WASHINGTON — With too few hands to pick the apples in Washington state, Democratic Gov. Chris Gregoire says the farm labor shortage has prompted a crisis.
In the Wenatchee Valley east of the Cascade Mountains, apple growers have posted their help-wanted signs across the countryside. And for the first time in years, growers in the state have launched a radio campaign, offering pay of $120 to $150 a day, but there have been few takers, much to the governor’s regret.
“We’re not getting anybody to take a bite on these jobs, so we don’t have anybody to do these jobs,” she said Thursday night.
While much of the talk on Capitol Hill is tough, with opponents of illegal immigration vowing to seal the borders, Gregoire said Congress should instead focus on a way to get more foreign workers to help with harvesting in her state, the nation’s top producer of apples.
It’s become an increasingly common refrain this year across the country:
• In Alabama, where a new state law is aimed at cracking down on illegal immigrants, the construction, agriculture and poultry industries all report huge shortages of labor.
• A study by the University of Georgia this year found that the state had a shortage of 5,244 workers in the fields.
• In California, farmers have complained of too few workers to pick the avocados.
• In Texas, growers have appealed for more employees to help pick their organic crops and vegetables, with little luck.
Gregoire returned home Friday after leading a 15-member delegation of farm group representatives to Washington. They lobbied members of Congress to oppose a Republican bill that would force employers to use a federal database called E-Verify to determine whether their employees are eligible to work in the United States.
In Washington state, the governor and farm groups want nothing to do with it, for one simple reason: Roughly 66,000 of the 92,000 workers who are needed for seasonal harvests – nearly 72 percent – are “document challenged,” according to the state’s farm groups.
That’s a nice way of saying they’re in the United States illegally.
“With E-Verify, you’re looking at a catastrophic thing that could happen to agriculture as a whole,” said Jon Wyss, president of the Okanogan County Farm Bureau, who accompanied Gregoire on her trip.
Wyss called Washington state “the refrigerator to the world,” noting that it’s the top producer of at least 13 agricultural commodities in the United States that are exported around the globe.
“They go through our ports, and if we don’t have the labor to produce those commodities and get them to the ports, they’re going to go somewhere else,” he said.
Gregoire said it made no sense to rely on E-Verify alone, “without a solution to the overall problem.”

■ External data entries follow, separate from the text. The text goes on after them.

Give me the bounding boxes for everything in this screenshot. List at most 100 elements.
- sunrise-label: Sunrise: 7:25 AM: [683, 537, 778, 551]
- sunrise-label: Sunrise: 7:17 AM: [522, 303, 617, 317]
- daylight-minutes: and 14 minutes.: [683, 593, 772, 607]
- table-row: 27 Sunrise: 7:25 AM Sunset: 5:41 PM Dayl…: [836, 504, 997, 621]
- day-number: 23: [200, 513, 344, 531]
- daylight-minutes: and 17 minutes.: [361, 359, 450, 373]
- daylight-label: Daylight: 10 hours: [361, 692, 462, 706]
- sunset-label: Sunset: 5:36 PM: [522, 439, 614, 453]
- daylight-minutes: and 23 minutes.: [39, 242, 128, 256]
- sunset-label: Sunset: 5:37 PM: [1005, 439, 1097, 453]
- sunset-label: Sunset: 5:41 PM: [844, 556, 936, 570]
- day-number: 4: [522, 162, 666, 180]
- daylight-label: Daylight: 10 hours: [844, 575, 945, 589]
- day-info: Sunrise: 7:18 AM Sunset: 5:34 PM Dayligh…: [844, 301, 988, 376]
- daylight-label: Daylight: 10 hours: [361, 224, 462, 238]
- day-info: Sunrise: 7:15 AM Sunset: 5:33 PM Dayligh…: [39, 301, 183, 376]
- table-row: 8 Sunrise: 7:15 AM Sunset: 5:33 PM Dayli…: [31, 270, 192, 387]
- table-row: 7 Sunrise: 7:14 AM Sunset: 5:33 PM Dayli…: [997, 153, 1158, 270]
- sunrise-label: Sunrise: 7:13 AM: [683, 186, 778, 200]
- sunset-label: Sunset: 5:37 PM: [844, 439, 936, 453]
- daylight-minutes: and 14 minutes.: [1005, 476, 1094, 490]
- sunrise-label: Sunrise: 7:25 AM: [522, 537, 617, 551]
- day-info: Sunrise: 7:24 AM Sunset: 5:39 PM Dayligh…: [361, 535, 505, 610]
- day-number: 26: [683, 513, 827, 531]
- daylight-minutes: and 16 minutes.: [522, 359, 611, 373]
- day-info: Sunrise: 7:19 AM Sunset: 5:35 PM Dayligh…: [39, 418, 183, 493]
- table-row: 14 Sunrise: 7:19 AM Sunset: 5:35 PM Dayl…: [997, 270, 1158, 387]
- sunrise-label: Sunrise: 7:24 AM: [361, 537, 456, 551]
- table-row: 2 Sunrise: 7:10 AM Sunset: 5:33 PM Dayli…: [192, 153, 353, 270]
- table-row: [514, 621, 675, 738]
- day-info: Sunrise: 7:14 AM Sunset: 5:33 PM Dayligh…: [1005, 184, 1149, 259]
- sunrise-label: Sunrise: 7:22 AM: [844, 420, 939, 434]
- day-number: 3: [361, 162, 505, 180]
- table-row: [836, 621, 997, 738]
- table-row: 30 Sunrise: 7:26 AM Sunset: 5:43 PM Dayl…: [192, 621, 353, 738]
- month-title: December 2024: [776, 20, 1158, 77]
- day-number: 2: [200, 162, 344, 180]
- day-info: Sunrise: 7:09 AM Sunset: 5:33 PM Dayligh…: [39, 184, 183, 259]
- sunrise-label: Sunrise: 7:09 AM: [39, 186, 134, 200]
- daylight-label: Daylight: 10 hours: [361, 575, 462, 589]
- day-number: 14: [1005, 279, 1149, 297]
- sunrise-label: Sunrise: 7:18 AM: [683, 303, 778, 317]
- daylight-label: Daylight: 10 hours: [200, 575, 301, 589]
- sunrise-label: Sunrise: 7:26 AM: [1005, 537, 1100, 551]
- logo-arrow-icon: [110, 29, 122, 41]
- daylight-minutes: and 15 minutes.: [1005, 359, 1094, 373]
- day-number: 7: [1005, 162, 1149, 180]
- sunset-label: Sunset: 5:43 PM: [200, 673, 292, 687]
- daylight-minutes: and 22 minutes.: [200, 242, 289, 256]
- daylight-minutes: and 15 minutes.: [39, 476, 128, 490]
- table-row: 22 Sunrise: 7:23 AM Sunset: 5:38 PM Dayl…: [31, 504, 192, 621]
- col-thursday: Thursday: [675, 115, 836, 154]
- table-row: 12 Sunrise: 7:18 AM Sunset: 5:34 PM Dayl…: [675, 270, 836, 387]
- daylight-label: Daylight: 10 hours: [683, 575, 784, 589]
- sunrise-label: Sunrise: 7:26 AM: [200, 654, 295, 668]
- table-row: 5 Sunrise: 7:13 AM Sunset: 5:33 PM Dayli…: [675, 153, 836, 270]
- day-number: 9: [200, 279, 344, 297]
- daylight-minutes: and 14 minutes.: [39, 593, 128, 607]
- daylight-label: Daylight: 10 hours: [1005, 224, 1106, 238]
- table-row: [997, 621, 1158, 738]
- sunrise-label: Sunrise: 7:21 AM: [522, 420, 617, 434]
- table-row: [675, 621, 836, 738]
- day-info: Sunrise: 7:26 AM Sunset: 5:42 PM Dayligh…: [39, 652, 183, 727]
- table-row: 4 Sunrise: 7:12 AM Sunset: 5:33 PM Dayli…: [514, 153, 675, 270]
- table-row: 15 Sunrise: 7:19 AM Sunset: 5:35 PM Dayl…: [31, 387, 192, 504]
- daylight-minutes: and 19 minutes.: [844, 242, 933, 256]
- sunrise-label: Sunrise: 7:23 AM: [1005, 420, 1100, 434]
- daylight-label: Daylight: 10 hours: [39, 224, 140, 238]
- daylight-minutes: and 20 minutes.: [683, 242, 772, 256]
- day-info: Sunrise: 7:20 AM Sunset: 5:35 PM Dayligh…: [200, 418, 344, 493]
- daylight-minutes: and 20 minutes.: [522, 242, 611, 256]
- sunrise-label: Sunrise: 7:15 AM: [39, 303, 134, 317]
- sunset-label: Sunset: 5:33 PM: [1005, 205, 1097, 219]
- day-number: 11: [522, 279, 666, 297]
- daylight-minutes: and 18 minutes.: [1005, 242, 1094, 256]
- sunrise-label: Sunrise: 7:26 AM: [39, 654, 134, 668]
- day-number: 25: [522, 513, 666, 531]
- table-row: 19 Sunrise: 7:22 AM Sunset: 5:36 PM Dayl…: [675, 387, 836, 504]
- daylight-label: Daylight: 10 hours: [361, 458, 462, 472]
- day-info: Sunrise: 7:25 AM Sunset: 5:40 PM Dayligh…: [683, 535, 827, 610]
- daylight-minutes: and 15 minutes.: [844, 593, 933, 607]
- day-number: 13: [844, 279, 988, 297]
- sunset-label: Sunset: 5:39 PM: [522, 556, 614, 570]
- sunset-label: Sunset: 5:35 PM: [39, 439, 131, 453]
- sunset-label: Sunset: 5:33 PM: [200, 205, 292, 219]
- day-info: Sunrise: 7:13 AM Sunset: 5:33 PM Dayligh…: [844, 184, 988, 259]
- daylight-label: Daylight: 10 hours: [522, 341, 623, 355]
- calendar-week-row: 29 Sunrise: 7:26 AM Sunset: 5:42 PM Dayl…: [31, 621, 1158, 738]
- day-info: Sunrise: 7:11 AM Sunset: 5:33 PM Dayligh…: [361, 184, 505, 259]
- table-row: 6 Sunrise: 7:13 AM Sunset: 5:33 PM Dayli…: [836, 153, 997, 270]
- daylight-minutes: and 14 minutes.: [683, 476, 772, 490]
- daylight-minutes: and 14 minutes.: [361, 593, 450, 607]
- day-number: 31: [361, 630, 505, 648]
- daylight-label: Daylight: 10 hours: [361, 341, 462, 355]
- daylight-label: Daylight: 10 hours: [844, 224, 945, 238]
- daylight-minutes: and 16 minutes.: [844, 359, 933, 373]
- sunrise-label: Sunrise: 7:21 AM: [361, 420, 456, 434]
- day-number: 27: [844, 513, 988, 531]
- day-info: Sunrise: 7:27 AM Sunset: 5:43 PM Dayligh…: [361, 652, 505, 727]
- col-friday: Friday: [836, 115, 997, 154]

“All we’re going to do is penalize employers. We’re going to lose jobs and we don’t have any way to get those jobs back,” she said in an interview at the Office of the U.S. Trade Representative, where she and the farm group representatives had met earlier with the office’s chief agricultural negotiator. “Now why – in this recession, as hard-hit as we are – would we, the state of Washington, support that?”
Wyss and other farm group leaders said the labor pool had dried up partly because more migrant workers feared that they’d be detained as the federal government sought to get tough with employers who were relying on illegal labor.
In the first seven months of the year, federal officials reported that they’d already initiated nearly twice as many enforcement cases against businesses as they did in all of 2009. The issue surfaced Friday in Vermont, when a group of migrant farm workers complained that too many police officers in the state were acting like immigration agents.
Gregoire said farmers were at a disadvantage because they couldn’t simply move their operations if they needed more workers.
“Frankly, Microsoft has the luxury of opening up an office, because of the nature of its business, across the border in British Columbia,” she said. “That doesn’t work to pick cherries or apples.”